Se fueron a ver mas tiendas. Se probaban ropa, pero no lo compraban. Al entrar al Pull&Bear se encontraron con unos amigos. ¡Gracias a Dios! A No le temblaban demasiado las piernas por culpa de David. ¿Por qué nació tan perfecto?
-¿Qué tal? ¿Qué hacéis vosotros solos? Acaso...- y los señaló como si estuviese diciendo que si eran novios.
-¡No!- exclamaron a la vez.
No intentó juntarse con ellos para no estar a solas con David, aunque si no fuese porque era tan tímida, ya estarían dándose el lote en uno de los probadores. Pero David evitaba eso, pues quería quedarse un rato a solas con No.
Siglos después María, Ana y Pablo aparecen como si nada. Fingieron que les habían perdido de vista y excusas, excusas. El caso es que Pablo y David se guiñaron un ojo. ¿Lo sabía? ¡¿Acaso lo hicieron a posta?!

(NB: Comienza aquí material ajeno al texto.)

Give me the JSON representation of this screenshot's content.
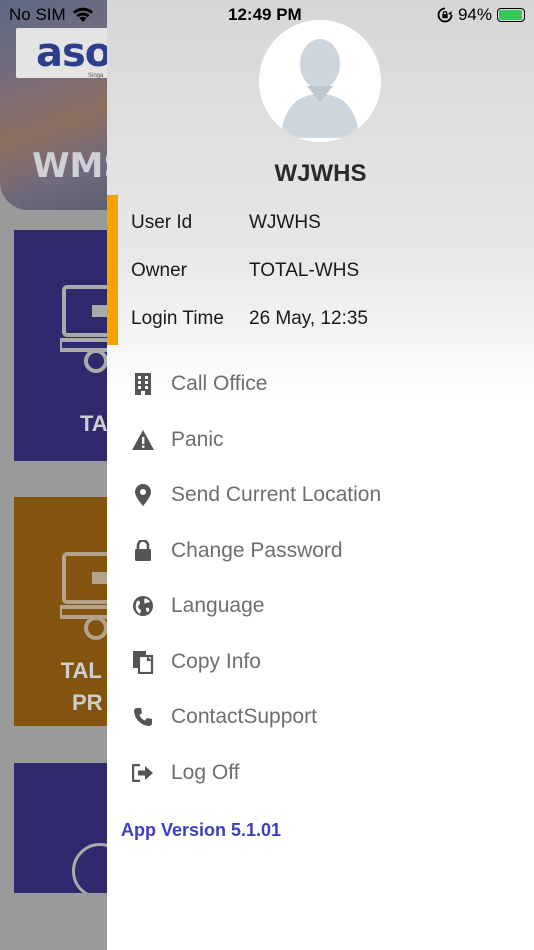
{
  "status_bar": {
    "carrier": "No SIM",
    "time": "12:49 PM",
    "battery_text": "94%",
    "battery_level": 0.94
  },
  "background_app": {
    "logo": "aso",
    "logo_sub": "Singa",
    "banner_text": "WMS",
    "tile_1_label": "TA",
    "tile_2_label_line1": "TAL",
    "tile_2_label_line2": "PR"
  },
  "profile": {
    "name": "WJWHS",
    "info": [
      {
        "label": "User Id",
        "value": "WJWHS"
      },
      {
        "label": "Owner",
        "value": "TOTAL-WHS"
      },
      {
        "label": "Login Time",
        "value": "26 May, 12:35"
      }
    ]
  },
  "menu": [
    {
      "label": "Call Office",
      "icon": "building-icon"
    },
    {
      "label": "Panic",
      "icon": "warning-icon"
    },
    {
      "label": "Send Current Location",
      "icon": "location-pin-icon"
    },
    {
      "label": "Change Password",
      "icon": "lock-icon"
    },
    {
      "label": "Language",
      "icon": "globe-icon"
    },
    {
      "label": "Copy Info",
      "icon": "copy-icon"
    },
    {
      "label": "ContactSupport",
      "icon": "phone-icon"
    },
    {
      "label": "Log Off",
      "icon": "logout-icon"
    }
  ],
  "app_version": "App Version 5.1.01",
  "colors": {
    "accent": "#f5a300",
    "version_text": "#3d3fbf",
    "menu_text": "#6e6e6e",
    "icon": "#555555"
  }
}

Llegó a casa derrotada. Era el entrenamiento mas duro de toda la historia. Pues esque el ballet artístico no es nada facil. Hoy han estado practicando las puntas. Estar de puntillas todo el rato cansa. Lo primero que hizo encender su portátil y miró sus redes sociales. Se metió en Tuenti. Nada. Entonces vio a alguien conectado y empezo a hablarle.
-Hola!- carita sonriente.
-Hey, Elena, ¿que tal?
-Genial y tu?
Ese chico le encantaba. Ese pelo castaño, esos ojos, esa sonrisa. David era perfecto. Solo había una piedrecita que se entrometía en su camino: No. Desde hace tiempo ya se dio cue ta de lo que había entre ellos. La odia. Tambien se da cuenta de cómo la mira él a ella.
Se cambió de ropa y se puso un nuevo pijama que compró ayer mismo. Una camisa rosa con un dibujito y unos pantalones cortos grises claritos.
Después, se metió en el perfil de David y miró sus fotos. Fotos de hace mucho tiempo. Salía en la piscina, con un bañador negro. Le quedaba muy bien, solo que había una cosa que estorbaba, la chica de al lado: No. Ella tan inocente con su bikini blanco con puntitos en colores neón. Como la odia. Si algún día tuviese oportunidad, metería su cabeza en la lavadora a centrifugar.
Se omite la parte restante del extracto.